In that search for “a room with a view,” you might have received results like “a room for a view,” or “room to view,” or other phrases that replaced some stop words with others. That made it less likely to find exactly what you were looking for when you searched for a phrase with stop words in it.
I’m not seeing Google ignoring stop words any more. Last week, Dan Thies asked Stop Words Are Dead! Did I Miss Another Memo?
This newly granted Google Patent seems to hold some answers to the disappearance of stop words, and to potentially a number of other indexing issues from Google:
Document compression scheme that supports searching and partial decompression
Invented by Olcan Sercinoglu
Assigned to Google
US Patent 7,319,994
Granted January 15, 2008
Filed May 23, 2003
The abstract isn’t easy reading, but it’s the summary that the inventor gave to the patent, so it’s worth looking at:
One embodiment of the present invention provides a system that facilitates accessing a compressed representation of a set of documents, wherein the compressed representation supports searching and partial decompression.
During operation, the system receives a search request containing terms to be searched for in the set of documents. In response to the search request, the system identifies occurrences of the terms in the set of documents by following pointers through the compressed representation.
This compressed representation encodes occurrences of a term as a pointer to the next occurrence of the term to facilitate rapid enumeration of the occurrences of the term. Moreover, the compressed representation maintains sequential ordering between adjacent terms in the set of documents, which allows fast access to neighboring terms.
There are lots of implications behind this beyond stopwords disappearing.
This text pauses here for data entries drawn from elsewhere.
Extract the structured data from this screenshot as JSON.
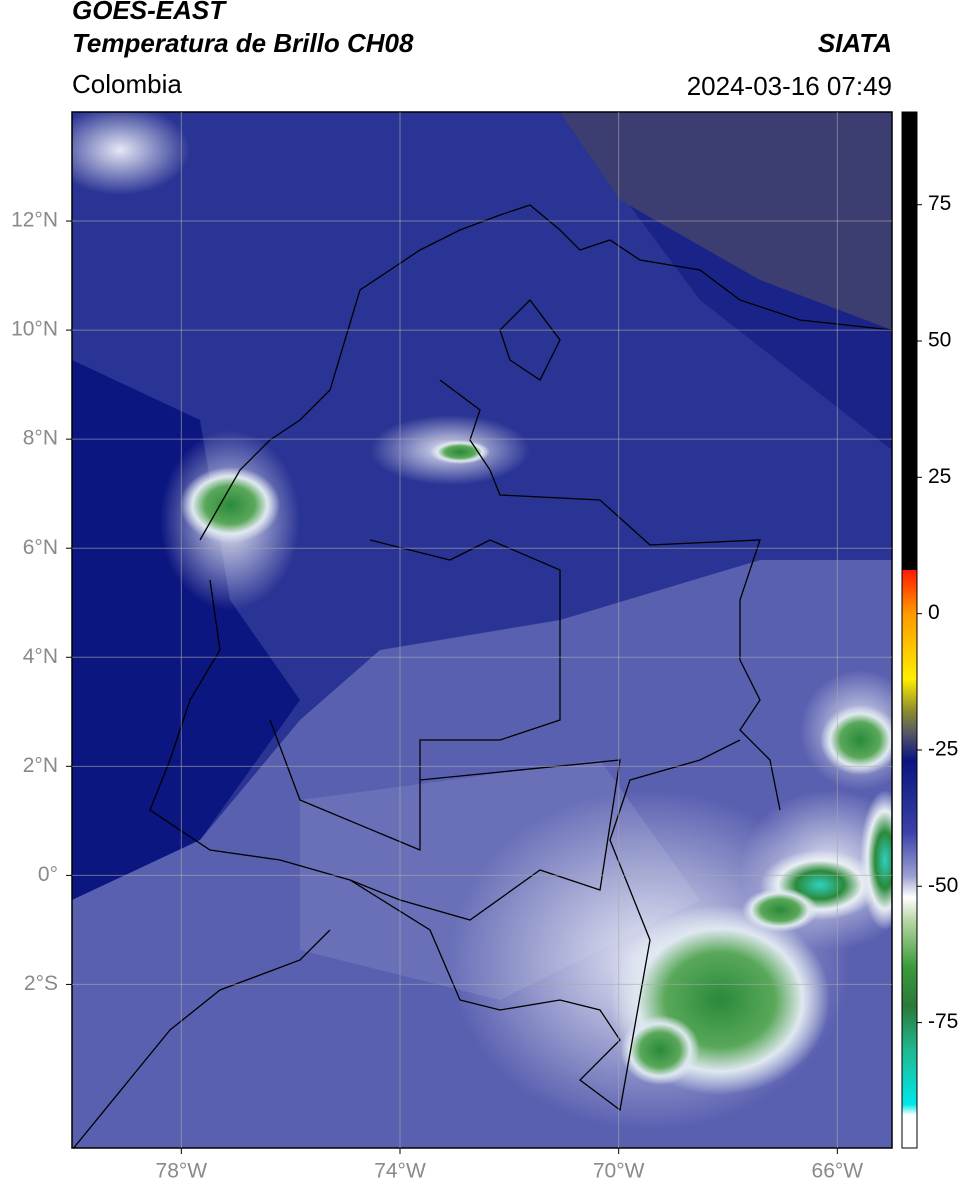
{
  "header": {
    "title_line1": "GOES-EAST",
    "title_line2": "Temperatura de Brillo CH08",
    "source": "SIATA",
    "region": "Colombia",
    "timestamp": "2024-03-16 07:49"
  },
  "map": {
    "xlim": [
      -80,
      -65
    ],
    "ylim": [
      -5,
      14
    ],
    "xticks": [
      {
        "value": -78,
        "label": "78°W"
      },
      {
        "value": -74,
        "label": "74°W"
      },
      {
        "value": -70,
        "label": "70°W"
      },
      {
        "value": -66,
        "label": "66°W"
      }
    ],
    "yticks": [
      {
        "value": 12,
        "label": "12°N"
      },
      {
        "value": 10,
        "label": "10°N"
      },
      {
        "value": 8,
        "label": "8°N"
      },
      {
        "value": 6,
        "label": "6°N"
      },
      {
        "value": 4,
        "label": "4°N"
      },
      {
        "value": 2,
        "label": "2°N"
      },
      {
        "value": 0,
        "label": "0°"
      },
      {
        "value": -2,
        "label": "2°S"
      }
    ],
    "grid": true
  },
  "colorbar": {
    "lim": [
      -98,
      92
    ],
    "ticks": [
      75,
      50,
      25,
      0,
      -25,
      -50,
      -75
    ]
  }
}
The patent does directly address indexing using stop words:
Typically, given a query, the performance bottleneck is the time it takes to decode the occurrences (which are typically delta encoded to save space, and thus have to be followed from the beginning) of the most frequently occurring term, especially if this term is a so-called stop-word such as “the”.
The system would look for the less popular terms that appear in the query, and then look to see if the stop words in the query are nearby.
We are also told that searches for phrases under this system would become much quicker:
Note that in particular, phrase matches would become much faster since we would only need to decode a limited number of terms that are immediately after or before the least-popular term. This operation would have the time complexity O(K*L*N) where K is the term identifier encoding frequency (discussed earlier), L is the length of the phrase, and N is the number of occurrences of the least-frequent term in the phrase.
Related patent filings
I’ve written before about some related patent documents that explore some other process that work with aspects of the compression method described in this patent.
Google looks at multi-stage query processing, which describes a way that searches could be processed in a number of stages, under the patent application: Multi-stage query processing system and method for use with tokenspace repository
A reason for the loss of supplemental results, too?
Back in December, a post at the Official Google Blog told about The Ultimate Fate of Supplemental Results. In that, we were told from Google that “rather than searching some part of our index in more depth for obscure queries, we’re now searching the whole index for every query.”
Use of the indexing processes in these three patent filings might explain some changes to the results that we see in Google, if they are being used. Might they also account for the disappearance of supplemental results? What do you thinK?